Artikel 18 Omvang van kinderopvang smi
Om de kosten beheersbaar te houden en de betreffende voorziening te kunnen behouden, is besloten om de tegemoetkoming te maximeren op 30 uur per week per kind. Voor dit maximum aantal uur is aansluiting gezocht bij doorberekening van het Ministerie van OCW, waarbij wordt uitgegaan van gemiddeld 1000 uur dagopvang en 497 uur buitenschoolse opvang per jaar per kind. En er is rekening gehouden met het feit dat de ouder op dit moment enkel hele dagdelen kan afnemen. Indien de ouder meer kinderopvang wil afnemen, zal de ouder de kosten kinderopvang voor het meerdere aantal uur voor eigen rekening moeten nemen of daarvoor een oplossing in het sociale netwerk moeten zoeken.
Artikel 19 Hoogte en duur van de tegemoetkoming kinderopvang smi
Bij een inkomen tot 125% van de bijstandsnorm worden de kosten kinderopvang op grond van een sociaal-medische indicatie voor 100% vergoed.
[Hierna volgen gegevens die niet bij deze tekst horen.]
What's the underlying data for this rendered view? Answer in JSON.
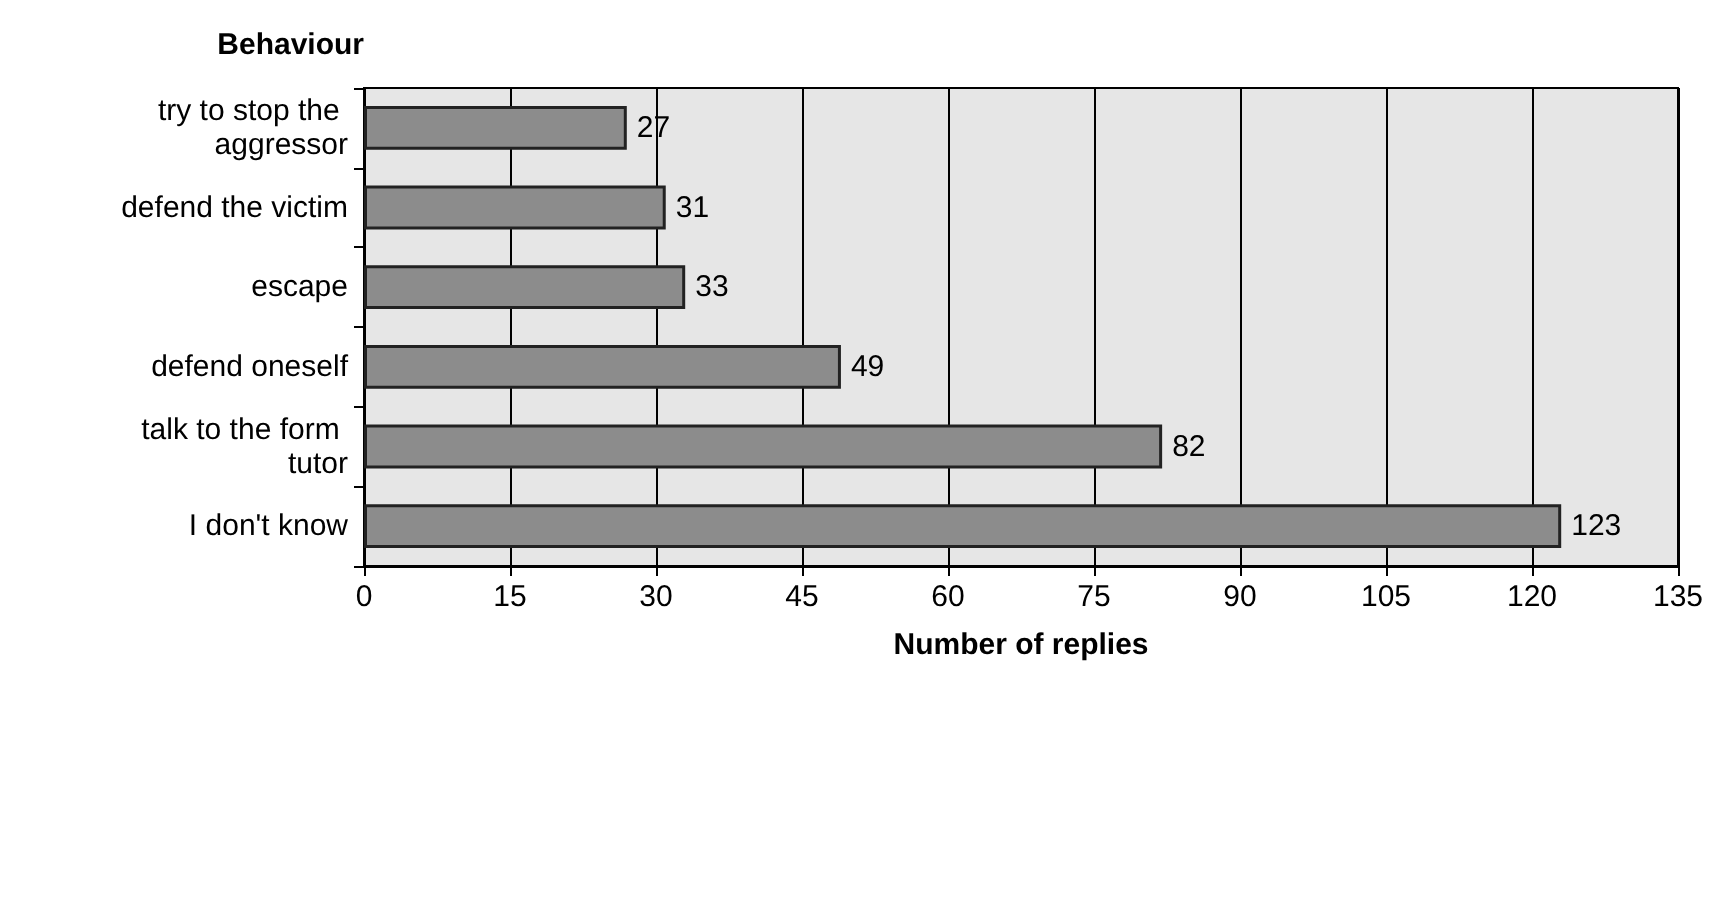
{
  "chart_data": {
    "type": "bar",
    "orientation": "horizontal",
    "ylabel": "Behaviour",
    "xlabel": "Number of replies",
    "categories": [
      "try to stop the aggressor",
      "defend the victim",
      "escape",
      "defend oneself",
      "talk to the form tutor",
      "I don't know"
    ],
    "values": [
      27,
      31,
      33,
      49,
      82,
      123
    ],
    "color": "#8c8c8c",
    "data_labels": true,
    "xlim": [
      0,
      135
    ],
    "xticks": [
      0,
      15,
      30,
      45,
      60,
      75,
      90,
      105,
      120,
      135
    ],
    "grid": "x"
  }
}
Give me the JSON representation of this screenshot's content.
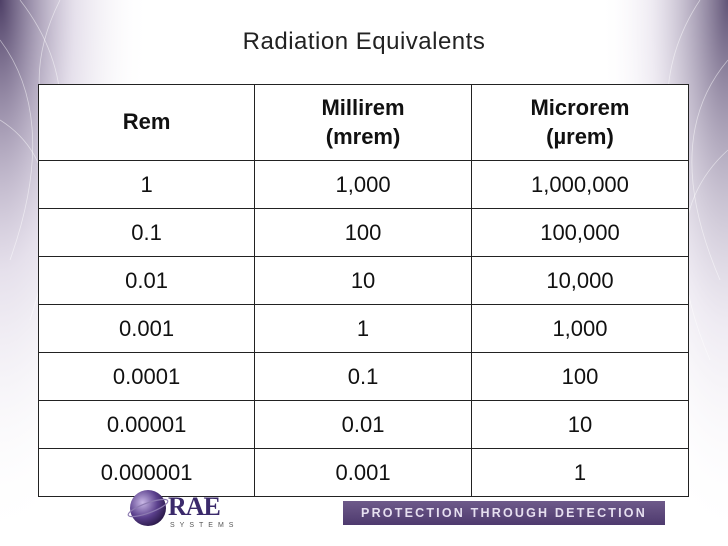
{
  "slide": {
    "title": "Radiation Equivalents",
    "headers": [
      "Rem",
      "Millirem (mrem)",
      "Microrem (µrem)"
    ],
    "rows": [
      [
        "1",
        "1,000",
        "1,000,000"
      ],
      [
        "0.1",
        "100",
        "100,000"
      ],
      [
        "0.01",
        "10",
        "10,000"
      ],
      [
        "0.001",
        "1",
        "1,000"
      ],
      [
        "0.0001",
        "0.1",
        "100"
      ],
      [
        "0.00001",
        "0.01",
        "10"
      ],
      [
        "0.000001",
        "0.001",
        "1"
      ]
    ],
    "logo": {
      "name": "RAE",
      "sub": "SYSTEMS"
    },
    "tagline": "PROTECTION THROUGH DETECTION"
  },
  "colors": {
    "brand": "#4e3a6e",
    "accent": "#7a6a9a"
  }
}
Bij een inkomen van 125% of meer komen deze kosten voor kinderopvang dus volledig voor rekening van de ouder.
Voor het bepaalde in het tweede lid van dit artikel wordt verwezen naar artikel 1.7, tweede lid van de Wkkp. De tegemoetkoming wordt in beginsel voor de duur van maximaal 3 maanden toegekend. Dit wordt geregeld in het derde lid. Verlenging met nogmaals 3 maanden is mogelijk als de noodzaak voor een langere periode kinderopvang kan worden aangetoond. De noodzaak voor langere opvang volgt uit de indicatie van de instantie als genoemd in artikel 17 van deze regeling.